The Hebridean Celtic Festival, which attracted about 1,000 local followers in its first year in 1996, now draws crowds of 15,000 annually to Stornoway, with half coming from outside the islands.
Over the years fans from over 100 countries have made the pilgrimage to the four-day festival – which this year is being held from 15-18 July.
They help double the population of the host town and provide the biggest money spinner for local businesses outside the festive season.
HebCelt organisers calculate the overall economic impact of the festival over the 20 years is up to £20 million at current prices, with bars, restaurants, cafes, accommodation providers and transport firms among those benefiting.
Since the first festival, 202,000 fans have attended concerts, with 10 per cent arriving from abroad, 40 per cent from other parts of the UK and the other 50 per cent made up of local followers.
Festival director Caroline Maclennan said: “As we look back over the 20 years, the growth of the festival has been phenomenal.
“It is now the biggest single annual event in the Outer Hebrides and is a vital economic generator with businesses saying the money they earn during festival week helps them until Christmas.
“We enjoy fantastic support from the local community and also from fans across the UK, Europe and beyond. We have regulars from the US and Australia and this year alone people have booked from Canada, all around Europe, Qatar and the United Arab Emirates.”
She added: “HebCelt really has come of age over the past two decades which is all thanks to the hard work and dedication of the local community, sponsors and support we get year after year from the public.”

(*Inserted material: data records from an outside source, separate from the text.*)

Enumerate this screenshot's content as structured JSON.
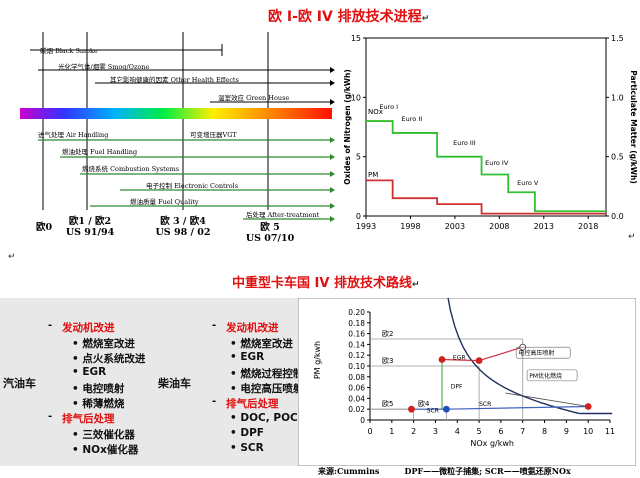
{
  "top_title": "欧 I-欧 IV 排放技术进程",
  "bottom_title": "中重型卡车国 IV 排放技术路线",
  "return_mark": "↵",
  "timeline": {
    "topics": [
      {
        "label": "碳烟 Black Smoke"
      },
      {
        "label": "光化学气体/烟雾 Smog/Ozone"
      },
      {
        "label": "其它影响健康的因素 Other Health Effects"
      },
      {
        "label": "温室效应 Green House"
      }
    ],
    "techs": [
      {
        "label": "进气处理 Air Handling"
      },
      {
        "label": "可变增压器VGT"
      },
      {
        "label": "燃油处理 Fuel Handling"
      },
      {
        "label": "燃烧系统 Combustion Systems"
      },
      {
        "label": "电子控制 Electronic Controls"
      },
      {
        "label": "燃油质量 Fuel Quality"
      },
      {
        "label": "后处理 After-treatment"
      }
    ],
    "axis": [
      {
        "line1": "欧0",
        "line2": ""
      },
      {
        "line1": "欧1 / 欧2",
        "line2": "US 91/94"
      },
      {
        "line1": "欧 3 / 欧4",
        "line2": "US 98 / 02"
      },
      {
        "line1": "欧  5",
        "line2": "US 07/10"
      }
    ]
  },
  "chart_data": [
    {
      "type": "line",
      "title": "",
      "xlabel": "",
      "ylabel": "Oxides of Nitrogen (g/kWh)",
      "y2label": "Particulate Matter (g/kWh)",
      "xlim": [
        1993,
        2020
      ],
      "ylim": [
        0,
        15
      ],
      "y2lim": [
        0,
        1.5
      ],
      "x_ticks": [
        "1993",
        "1998",
        "2003",
        "2008",
        "2013",
        "2018"
      ],
      "y_ticks": [
        "0",
        "5",
        "10",
        "15"
      ],
      "y2_ticks": [
        "0.0",
        "0.5",
        "1.0",
        "1.5"
      ],
      "axis_labels": {
        "nox": "NOx",
        "pm": "PM"
      },
      "colors": {
        "nox": "#30c030",
        "pm": "#d03030"
      },
      "series": [
        {
          "name": "NOx",
          "axis": "left",
          "x": [
            1993,
            1996,
            1996,
            2001,
            2001,
            2006,
            2006,
            2009,
            2009,
            2012,
            2012,
            2020
          ],
          "y": [
            8.0,
            8.0,
            7.0,
            7.0,
            5.0,
            5.0,
            3.5,
            3.5,
            2.0,
            2.0,
            0.4,
            0.4
          ]
        },
        {
          "name": "PM",
          "axis": "right",
          "x": [
            1993,
            1996,
            1996,
            2001,
            2001,
            2006,
            2006,
            2020
          ],
          "y": [
            0.3,
            0.3,
            0.15,
            0.15,
            0.1,
            0.1,
            0.02,
            0.02
          ]
        }
      ],
      "stage_labels": [
        {
          "text": "Euro I",
          "x": 1994.5,
          "y": 9.0
        },
        {
          "text": "Euro II",
          "x": 1997.0,
          "y": 8.0
        },
        {
          "text": "Euro III",
          "x": 2002.8,
          "y": 6.0
        },
        {
          "text": "Euro IV",
          "x": 2006.4,
          "y": 4.3
        },
        {
          "text": "Euro V",
          "x": 2010.0,
          "y": 2.6
        }
      ],
      "grid": false,
      "legend": "none"
    },
    {
      "type": "scatter",
      "title": "",
      "xlabel": "NOx    g/kwh",
      "ylabel": "PM   g/kwh",
      "xlim": [
        0,
        11
      ],
      "ylim": [
        0,
        0.2
      ],
      "x_ticks": [
        "0",
        "1",
        "2",
        "3",
        "4",
        "5",
        "6",
        "7",
        "8",
        "9",
        "10",
        "11"
      ],
      "y_ticks": [
        "0",
        "0.02",
        "0.04",
        "0.06",
        "0.08",
        "0.10",
        "0.12",
        "0.14",
        "0.16",
        "0.18",
        "0.20"
      ],
      "regions": [
        {
          "label": "欧2",
          "nox": 7.0,
          "pm": 0.15
        },
        {
          "label": "欧3",
          "nox": 5.0,
          "pm": 0.1
        },
        {
          "label": "欧4",
          "nox": 3.5,
          "pm": 0.02
        },
        {
          "label": "欧5",
          "nox": 2.0,
          "pm": 0.02
        }
      ],
      "points": [
        {
          "x": 3.3,
          "y": 0.112,
          "color": "#d02020"
        },
        {
          "x": 5.0,
          "y": 0.11,
          "color": "#d02020"
        },
        {
          "x": 1.9,
          "y": 0.02,
          "color": "#d02020"
        },
        {
          "x": 3.5,
          "y": 0.02,
          "color": "#2050c0"
        },
        {
          "x": 10.0,
          "y": 0.025,
          "color": "#d02020"
        },
        {
          "x": 7.0,
          "y": 0.135,
          "color": "#ffffff"
        }
      ],
      "annotations": [
        {
          "text": "电控高压喷射",
          "x": 6.8,
          "y": 0.12
        },
        {
          "text": "PM优化燃烧",
          "x": 7.3,
          "y": 0.078
        },
        {
          "text": "EGR",
          "x": 3.8,
          "y": 0.112
        },
        {
          "text": "DPF",
          "x": 3.7,
          "y": 0.058
        },
        {
          "text": "SCR",
          "x": 5.0,
          "y": 0.026
        },
        {
          "text": "SCR",
          "x": 2.6,
          "y": 0.014
        }
      ],
      "colors": {
        "curve": "#203060",
        "line_red": "#cc3344",
        "line_blue": "#4060c0"
      },
      "grid": false,
      "legend": "none"
    }
  ],
  "routes": {
    "gasoline_label": "汽油车",
    "diesel_label": "柴油车",
    "bullet": "-",
    "left_groups": [
      {
        "heading": "发动机改进",
        "items": [
          "燃烧室改进",
          "点火系统改进",
          "EGR",
          "电控喷射",
          "稀薄燃烧"
        ]
      },
      {
        "heading": "排气后处理",
        "items": [
          "三效催化器",
          "NOx催化器"
        ]
      }
    ],
    "right_groups": [
      {
        "heading": "发动机改进",
        "items": [
          "燃烧室改进",
          "EGR",
          "燃烧过程控制",
          "电控高压喷射"
        ]
      },
      {
        "heading": "排气后处理",
        "items": [
          "DOC, POC",
          "DPF",
          "SCR"
        ]
      }
    ]
  },
  "footnote": {
    "source": "来源:Cummins",
    "dpf": "DPF——微粒子捕集;",
    "scr": "SCR——喷氨还原NOx"
  }
}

The festival’s impact has been praised by local MSP Alasdair Allan.
He said: “The importance of HebCelt economically and culturally to the islands cannot be over-stated. It has been a huge draw in terms of tourism and in supporting and sustaining local businesses over 20 years, as the figures demonstrate.
“It does a wonderful job promoting traditional music and the Gaelic language and raising the profile of the islands to an international audience.”